RESEARCH BRIEFING
02 Mar 2026
Rates to move higher as inflation refuses to play ball in Australia
Strong inflation and jobs data delay disinflation, keeping policy restrictive.
Inflation is back and the Reserve Bank of Australia is springing into action. Capacity constraints, administered prices and tradable goods and services are all pushing underlying inflation higher. Like many (including the RBA), we were caught off guard by the speed at which price pressures built. In turn, we’ve lifted our inflation outlook, with trimmed mean inflation now expected to hit 3.7% in Q2, up from our previous forecast of 3.3%. That will push the RBA to hike again in May – if not earlier.
- Returning price pressures come as the labour market tightens. Unemployment stayed at 4.1% in January, below our and the RBA’s expectations. This is the latest in a string of lower-than-expected prints. In response to that trend, we anticipate more short-term resilience, pushing back unemployment’s peak in our latest baseline from mid-2026 to mid-2027.
- Higher inflation and interest rates will drag GDP growth down a fraction this year relative to our January forecasts. But lower unemployment and a sturdy building pipeline will cap the downgrade at just 0.1 ppt.

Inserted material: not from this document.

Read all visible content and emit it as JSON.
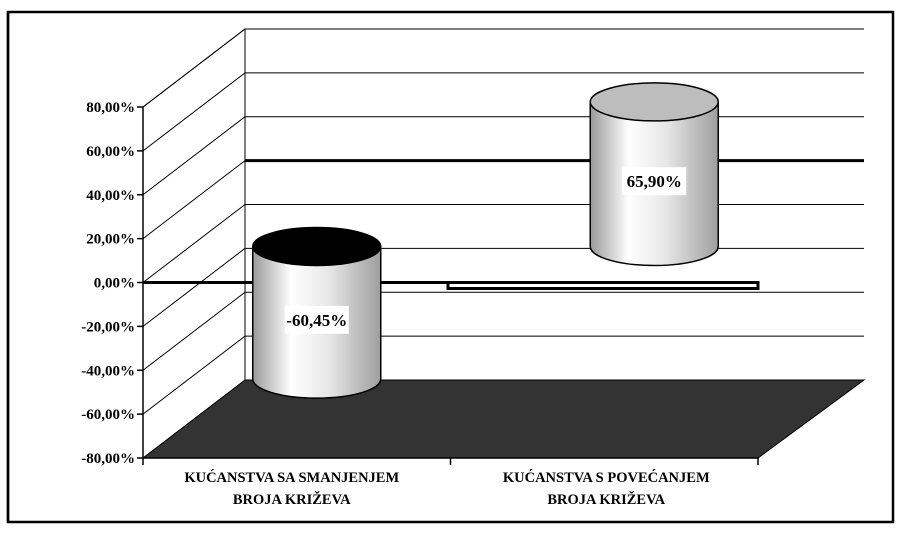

- Business investment has accelerated on the back of a surge in data-centre construction, transport projects and utilities. As work starts on the Brisbane 2032 Olympics, non-residential buildings will get another nudge higher. Meanwhile, strong population growth and a chronic undersupply of dwellings will support residential building. As for property prices, higher interest rates and affordability constraints will see momentum fade in the second half of the year, leaving price growth solid but not rocketing.